La llegada del Apocalipsis es un tema recurrente desde los propios tiempos bíblicos. El cine echa mano de manera constante de este leit motiv, con frecuencia para fabricar grandes artefactos palomiteros hollywoodienses. El rey del asunto es Roland Emmerich, muy aficionado a destruir el planeta ya sea mediante monstruos, Godzilla (1998), invasiones alienígenas, Independence Day (1996) o desastres naturales, El día de mañana (2004).
En clave más dramática, el fin del mundo ha dado lugar en los últimos años a algunas buenas películas como Take Shelter (2011), de Jeff Nichols, en la que abordaba la paranoia apocalíptica a través de un tipo obsesionado con encontrar ese “refugio” del título sin que quede claro si es un visionario o un tarado.
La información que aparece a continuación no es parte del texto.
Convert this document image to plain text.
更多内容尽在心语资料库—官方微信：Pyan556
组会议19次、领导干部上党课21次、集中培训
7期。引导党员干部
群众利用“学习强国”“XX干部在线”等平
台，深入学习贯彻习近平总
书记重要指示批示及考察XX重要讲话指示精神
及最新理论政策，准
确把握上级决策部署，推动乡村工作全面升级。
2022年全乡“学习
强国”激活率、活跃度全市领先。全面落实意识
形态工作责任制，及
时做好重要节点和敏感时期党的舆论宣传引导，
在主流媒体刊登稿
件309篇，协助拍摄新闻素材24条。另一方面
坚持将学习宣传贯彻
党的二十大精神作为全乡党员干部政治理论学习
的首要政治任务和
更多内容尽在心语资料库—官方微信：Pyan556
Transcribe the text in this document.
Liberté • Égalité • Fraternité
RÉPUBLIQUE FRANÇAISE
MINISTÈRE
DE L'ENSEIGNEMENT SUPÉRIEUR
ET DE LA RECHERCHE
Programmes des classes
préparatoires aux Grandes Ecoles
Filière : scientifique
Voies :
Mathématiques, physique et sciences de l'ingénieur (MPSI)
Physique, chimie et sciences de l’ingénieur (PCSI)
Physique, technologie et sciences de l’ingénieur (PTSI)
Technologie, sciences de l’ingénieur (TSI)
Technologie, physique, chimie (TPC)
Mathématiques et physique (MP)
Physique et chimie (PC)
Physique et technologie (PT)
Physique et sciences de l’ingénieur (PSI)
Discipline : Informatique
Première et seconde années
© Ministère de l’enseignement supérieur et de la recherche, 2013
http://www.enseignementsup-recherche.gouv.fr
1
También hemos visto otros títulos notables como aquella desoladora The Road (John Hillcoat, 2009) o la angustiosa Children of Men (Alfonso Cuarón, 2006).
Silent Night, debut en la dirección de la británica Camille Griffin, se sitúa a medio camino entre el género “fin del mundo” y “reunión catártica de viejos amigos”. En este caso, esa reunión tiene un elemento claramente más dramático porque después de comer y beber como marajás se tomarán una pastilla recetada por el propio Gobierno que los matará sin dolor para evitar que tengan una muerte agónica gaseados.
En plena pandemia y con los hospitales llenándose de nuevo de enfermos de Covid, la película sin duda cobra un significado más actual y metafórico cuando las predicciones de catástrofes naturales se veían como un suceso hipotético o al menos lejano en el tiempo. Si el coronavirus nos ha recordado nuestra mortandad como dicen los pensadores, el Apocalipsis de Silent Night enfrenta a los personajes a sus demonios, ansiosos por marcharse al otro mundo en paz.
Protagonizada por dos estrellas como Keira Knightley y Matthew Goode, la película oscila entre el tono crepuscular de Los amigos de Peter (Kenneth Brannagh 1992), una cierta comedia de costumbres familiar al estilo navideño con los niños corriendo por los pasillos y los padres estresados, para acercarse en su final a un melodrama áspero y rotundo. A veces no queda muy claro qué quiere contar la directora y el leit motiv de la película se queda a medio camino entre McGufin y reflexión rotunda sobre la condición humana, sin embargo la directora sí logra dar al filme un atractivo ambiente malsano en el que destaca el personaje de ese niño sensible y alucinado que como el protagonista de Take Shelter no está muy claro si es un loco o es el único que lo ve claro.